Le personnage «Echaytane», campé par Imad Brahmi, est rendu presque sympathique, mais en tout cas clownesque dans un accoutrement indéfinissable aux allures d’épouvantail ne faisant même pas peur aux enfants.
Pari gagné pour Tayeb Ramdane de la coopérative théâtrale Enoudjoum (les stars) qui a réussi à monter le projet de sa nouvelle pièce qui a été jouée cinq fois à partir du 9 janvier. Le travail s’intitule finalement Cauchemar y compris dans sa graphie arabe au lieu de Djanat Echaytane (le paradis de Satan) retenu auparavant, notamment durant les différentes lectures dramatiques organisées au cours de l’année 2023.
Un titre ironique dans les deux cas, car si dans le second, on peut deviner qu’au final c’est un enfer qui est promis, dans le premier, c’est le registre de la comédie dans lequel s’inscrit le travail qui rend le titre paradoxal. C’est justement cette part d’hésitation qui caractérise cette œuvre inspirée de la légende faustienne d’abord popularisée par le dramaturge allemand Goeth avant que la thématique ne soit reprise et réinterprétée dans différentes cultures.
La version «ramdanienne» tient compte des préoccupations actuelles mais aussi des caractéristiques culturelles de la société où on évolue, et c’est cette confrontation entre le réel vraisemblable et l’imaginaire culturellement acceptable qui donne lieu à des situations cocasses, plaisantes et parfois hilarantes.

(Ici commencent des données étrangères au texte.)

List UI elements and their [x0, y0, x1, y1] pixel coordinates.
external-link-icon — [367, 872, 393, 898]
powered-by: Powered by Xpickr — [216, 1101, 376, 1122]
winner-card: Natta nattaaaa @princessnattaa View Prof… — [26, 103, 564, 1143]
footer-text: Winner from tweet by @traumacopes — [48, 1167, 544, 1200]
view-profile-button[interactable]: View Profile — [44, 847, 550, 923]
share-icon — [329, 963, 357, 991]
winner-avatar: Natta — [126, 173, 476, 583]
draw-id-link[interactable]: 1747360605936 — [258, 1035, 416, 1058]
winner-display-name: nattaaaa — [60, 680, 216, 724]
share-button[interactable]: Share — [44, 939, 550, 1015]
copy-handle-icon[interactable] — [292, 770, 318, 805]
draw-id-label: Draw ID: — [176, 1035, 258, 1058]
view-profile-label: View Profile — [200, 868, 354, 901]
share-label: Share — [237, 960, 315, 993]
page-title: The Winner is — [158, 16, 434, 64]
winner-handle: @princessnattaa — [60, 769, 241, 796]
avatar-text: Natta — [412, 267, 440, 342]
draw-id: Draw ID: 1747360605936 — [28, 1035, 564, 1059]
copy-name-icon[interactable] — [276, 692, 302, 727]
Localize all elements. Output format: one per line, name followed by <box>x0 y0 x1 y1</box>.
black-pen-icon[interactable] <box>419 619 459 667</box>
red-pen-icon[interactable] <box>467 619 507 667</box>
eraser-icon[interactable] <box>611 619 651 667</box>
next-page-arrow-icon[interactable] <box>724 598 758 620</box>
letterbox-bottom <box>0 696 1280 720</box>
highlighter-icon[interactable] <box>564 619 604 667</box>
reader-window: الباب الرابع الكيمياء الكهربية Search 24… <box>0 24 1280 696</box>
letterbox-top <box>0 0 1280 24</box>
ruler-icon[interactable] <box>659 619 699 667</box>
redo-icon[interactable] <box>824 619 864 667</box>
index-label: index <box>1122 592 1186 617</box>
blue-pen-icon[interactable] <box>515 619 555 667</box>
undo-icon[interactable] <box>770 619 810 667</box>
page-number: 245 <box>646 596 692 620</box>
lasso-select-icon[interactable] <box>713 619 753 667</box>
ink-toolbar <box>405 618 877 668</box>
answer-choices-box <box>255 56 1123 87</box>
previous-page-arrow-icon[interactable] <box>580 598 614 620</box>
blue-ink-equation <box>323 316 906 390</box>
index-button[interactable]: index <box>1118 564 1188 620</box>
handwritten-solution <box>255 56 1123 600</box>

Cette œuvre théâtrale est sans prétention, et on peut également, d’une certaine façon, déplorer, même si c’est rare, l’introduction de certains clichés qui ont la peau dure comme cette assertion selon laquelle «Echaytane», cette version soft de la traduction du mot satan, plus connotée, reste désarmé et perdant des pouvoirs devant la femme.
La scène y afférente fait rire certains, mais fait grincer les dents d’autres. Néanmoins, et c’est le propre de la comédie d’élargir le cercle de la tolérance. Dans sa construction globale, on remarque plutôt un déséquilibre entre l’intention et la concrétisation sur scène du rôle de ce satan que l’auteur de l’adaptation a voulu qu’il soit source de désordre social.
«Vendre son âme…»
La séquence relative à cet aspect des choses est minimisée dans la mise en scène, se contentant de quelques moments de bruitages, de jeux de lumières et de brefs récits presque inaudibles pour raconter un ensemble de déconvenue n’épargnant ni les jeunes ni les moins jeunes.
Le personnage «Echaytane», campé par Imad Brahmi, est rendu presque sympathique mais en tout cas clownesque dans un accoutrement indéfinissable aux allures d’épouvantail ne faisant même pas peur aux enfants. L’intrigue est focalisée sur la situation d’un écrivain public «ktatbi», (Hmida, rôle campé par Ahmed Laouni) vivant avec sa femme, Daouiya (rôle confiée à Houria Zaouche) dans une cave et rêve d’écrire l’œuvre de sa vie pour atteindre la gloire, alors que son épouse, plus réaliste, ne pense qu’au moment où leur tour viendra pour bénéficier d’un logement plus décent. Il y a certes des moments de critiques, à l’exemple de cette séquence ironique sur la langue de bois mais en général, l’auteur de la pièce ne va pas au bout des choses.
On sait que l’écrivain est prêt à tous les sacrifices sauf (et il est beaucoup question dans le récit) à celui de «vendre son âme… au diable», mais dans ce cas, pourquoi ne pas aller directement au cauchemar et épargner au public l’introduction d’un personnage qui n’est finalement là que pour le décor, ou du moins pour meubler la relation du couple ?
Il faut par contre saluer la prestation des comédiens mais surtout Houria Zaouche dont la justesse de jeu ne cesse de s’affiner. Elle n’en fait ni trop ni pas assez et son aisance dans l’interprétation de la diversité de rôles qu’on lui confie est remarquable.
Elle le confirme dans ce rôle de femme au foyer gardant la tête sur les épaules face à un conjoint rêveur, même si juste à doses homéopathiques, mais qui peine à aller au-delà de ce qui est moralement permis y compris dans son cauchemar.